Mohamed ElBaradei is the former head of the International Atomic Energy Agency, a recipient of the Nobel prize in 2005 and a potential challenger of Egyptian President for life Hosni Mubarak. Under Egyptian law only the ruling party can put forward a candidate and it has long been suspected that Mr. Mubarak wants his son Gamal to succeed him.

Mr. ElBaradei has many supporters of his independent candidacy including Ahmed Mihanna a publisher who recent published a book supporting Mr. ElBaradei. Mr. Mihanna's office was raided and his computer taken by the Egyptian police and Mr. Mihanna arrested.

Other supporters of Mr. ElBaradei have been briefly detained.

Friday, April 2, 2010

The Gay "English Patient"

Laszlo Almasy was an explorer known by the Bedouin as "Father of the sand" who explored two million square kilometers of the Saharan desert mapping and making a number of discoveries including stone age painted dugouts. Hollywood loosely based the movie "The English Patient" on Almasy with his characters heart being broken by a women before he dies as a hero.

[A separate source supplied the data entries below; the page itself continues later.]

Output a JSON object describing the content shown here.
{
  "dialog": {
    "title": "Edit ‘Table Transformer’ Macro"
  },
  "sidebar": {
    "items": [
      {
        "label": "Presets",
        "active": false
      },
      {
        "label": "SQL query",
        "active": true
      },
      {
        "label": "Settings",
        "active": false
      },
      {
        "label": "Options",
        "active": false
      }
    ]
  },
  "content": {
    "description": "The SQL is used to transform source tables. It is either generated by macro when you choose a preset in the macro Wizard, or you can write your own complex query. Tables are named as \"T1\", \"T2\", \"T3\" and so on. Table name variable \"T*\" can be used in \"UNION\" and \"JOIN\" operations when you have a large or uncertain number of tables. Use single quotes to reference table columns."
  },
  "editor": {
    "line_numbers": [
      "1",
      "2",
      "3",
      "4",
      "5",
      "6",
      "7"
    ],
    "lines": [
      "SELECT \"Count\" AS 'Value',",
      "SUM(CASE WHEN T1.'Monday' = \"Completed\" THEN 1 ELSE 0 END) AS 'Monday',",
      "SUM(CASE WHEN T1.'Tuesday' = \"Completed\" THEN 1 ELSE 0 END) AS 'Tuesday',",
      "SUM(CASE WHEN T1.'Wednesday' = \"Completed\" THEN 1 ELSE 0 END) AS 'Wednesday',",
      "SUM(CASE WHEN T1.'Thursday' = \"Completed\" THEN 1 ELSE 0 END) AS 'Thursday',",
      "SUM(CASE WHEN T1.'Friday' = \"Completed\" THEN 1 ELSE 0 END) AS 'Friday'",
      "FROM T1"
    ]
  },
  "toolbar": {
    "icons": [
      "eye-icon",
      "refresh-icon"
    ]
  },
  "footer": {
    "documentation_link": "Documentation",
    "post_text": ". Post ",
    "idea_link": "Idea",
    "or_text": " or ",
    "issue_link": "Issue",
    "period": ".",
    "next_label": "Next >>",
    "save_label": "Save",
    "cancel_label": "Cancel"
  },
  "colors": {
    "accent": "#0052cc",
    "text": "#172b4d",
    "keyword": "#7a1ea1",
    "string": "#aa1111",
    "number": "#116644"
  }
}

Love letters from the Nazi agent to a soldier named Hans as well as at least one prince show Laszlo Almasy was not interested in women. His 1942 "Operation Salam" was perhaps his most daring act when he smuggled Nazi agents into British occupied Egypt.

To do this Almasy revealed that he had a hiding place in the desert for the operations supplies, a hiding place that has recently been found by an Austrian expedition.

Avenue of Rams

This is another article on the fast paced excavation of the ancient avenue of rams with everything in its path being demolished for the peoples own good, that is according to the governor of Luxor. The evicted residents are being offered money or another flat for their demolished homes.

The precedents is not good for the residents of Luxor who need only to look at the people evicted from Gurna a couple of years ago many of who are less than happy and facing problems receiving water and electricity in their new government given homes.

There is also talk that the excavation of the avenue is turning up mostly battered and unrecognizable pieces of statuary (rams).